RALPH V. CARTAR2 and MARK V. ABRAHAMS
Department of Zoology, University of Manitoba Winnipeg, MB R3T 2N2, Canada

Typically, tests of risk-sensitive foraging involve observing a subject's choices of alternative prey types differing in some combination of mean and variance of expected foraging gain. Here, we consider the problem of risk-sensitive foraging when there is a single prey type. We observed worker bumble bees (Bombus occidentalis) foraging in an array of artificial 2-flower inflorescences. After visiting the bottom flower in an inflorescence and obtaining a reward of some size, the bee decides whether to visit the top flower or to move to a new inflorescence (a patch departure).
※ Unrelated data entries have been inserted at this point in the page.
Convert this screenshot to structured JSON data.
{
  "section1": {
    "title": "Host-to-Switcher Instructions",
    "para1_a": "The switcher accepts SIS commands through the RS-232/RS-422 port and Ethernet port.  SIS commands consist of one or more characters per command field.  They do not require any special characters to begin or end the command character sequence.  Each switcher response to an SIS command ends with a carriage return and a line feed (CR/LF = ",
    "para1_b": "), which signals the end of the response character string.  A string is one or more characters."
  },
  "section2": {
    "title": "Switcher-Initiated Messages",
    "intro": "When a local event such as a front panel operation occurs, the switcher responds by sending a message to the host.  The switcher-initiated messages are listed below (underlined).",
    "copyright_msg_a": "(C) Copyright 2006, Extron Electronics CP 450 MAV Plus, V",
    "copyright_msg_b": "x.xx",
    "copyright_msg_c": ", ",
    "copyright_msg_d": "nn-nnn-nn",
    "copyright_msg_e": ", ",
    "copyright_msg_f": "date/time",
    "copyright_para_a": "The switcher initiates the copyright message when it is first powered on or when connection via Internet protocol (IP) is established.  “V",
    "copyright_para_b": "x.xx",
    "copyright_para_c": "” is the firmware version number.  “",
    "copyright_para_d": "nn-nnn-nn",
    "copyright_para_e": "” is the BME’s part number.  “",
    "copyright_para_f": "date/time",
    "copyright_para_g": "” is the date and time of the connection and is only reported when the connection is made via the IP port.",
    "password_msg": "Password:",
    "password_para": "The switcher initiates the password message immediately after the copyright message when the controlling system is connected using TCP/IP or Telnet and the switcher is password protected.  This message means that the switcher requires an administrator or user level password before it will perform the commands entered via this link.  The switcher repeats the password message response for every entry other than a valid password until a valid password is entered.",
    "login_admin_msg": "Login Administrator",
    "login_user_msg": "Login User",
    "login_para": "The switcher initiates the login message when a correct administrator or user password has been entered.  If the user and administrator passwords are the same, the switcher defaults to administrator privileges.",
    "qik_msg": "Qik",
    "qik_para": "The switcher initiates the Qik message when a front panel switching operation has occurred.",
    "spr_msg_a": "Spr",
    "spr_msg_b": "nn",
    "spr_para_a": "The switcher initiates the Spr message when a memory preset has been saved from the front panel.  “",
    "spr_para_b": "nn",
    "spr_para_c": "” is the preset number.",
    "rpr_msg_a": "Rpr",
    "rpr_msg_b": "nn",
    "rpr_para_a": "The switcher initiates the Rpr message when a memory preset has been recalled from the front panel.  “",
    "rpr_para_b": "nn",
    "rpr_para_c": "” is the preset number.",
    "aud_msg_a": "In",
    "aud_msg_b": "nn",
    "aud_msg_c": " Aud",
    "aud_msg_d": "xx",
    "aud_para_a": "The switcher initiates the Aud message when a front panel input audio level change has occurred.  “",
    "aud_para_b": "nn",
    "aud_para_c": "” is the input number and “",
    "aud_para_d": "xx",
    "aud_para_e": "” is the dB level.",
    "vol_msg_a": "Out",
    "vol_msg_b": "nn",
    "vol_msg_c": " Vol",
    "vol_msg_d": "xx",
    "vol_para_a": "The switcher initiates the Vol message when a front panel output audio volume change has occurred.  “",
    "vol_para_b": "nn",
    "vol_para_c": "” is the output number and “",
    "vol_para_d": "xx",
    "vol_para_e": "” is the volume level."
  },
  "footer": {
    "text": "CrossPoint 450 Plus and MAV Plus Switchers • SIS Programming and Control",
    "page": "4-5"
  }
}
Here, risk-sensitive behavior is expressed as the forager's choice of patch departure threshold (PDT) of reward obtained in the bottom flower. We measured the PDTs of bees whose colony energy stores (and therefore energy requirements) had been manipulated (Enhanced or Depleted). Simulations led us to predict that shortfall-minimizing bees should decrease their PDTs when their colony energy reserves were depleted, relative to when the reserves were enhanced. Bees did not use a strict patch departure threshold, but instead the probability of departure varied with nectar volume in the bottom flower. Colony energy stores did affect patch departure behavior, but this effect was confounded by the order in which manipulation of colony reserves was applied. Further, simulations of observed bee patch departure decisions did not produce behavior expected if the decisions were based on shortfall-minimization. We conclude that a bee's decision of when to leave an inflorescence is not predicted by a static shortfall-minimizing model. Our results also implicate an important interaction between learning and foraging requirements. We review risk-sensitivity in bees, and discuss why risk-sensitive foraging may be adaptive for bumble bees.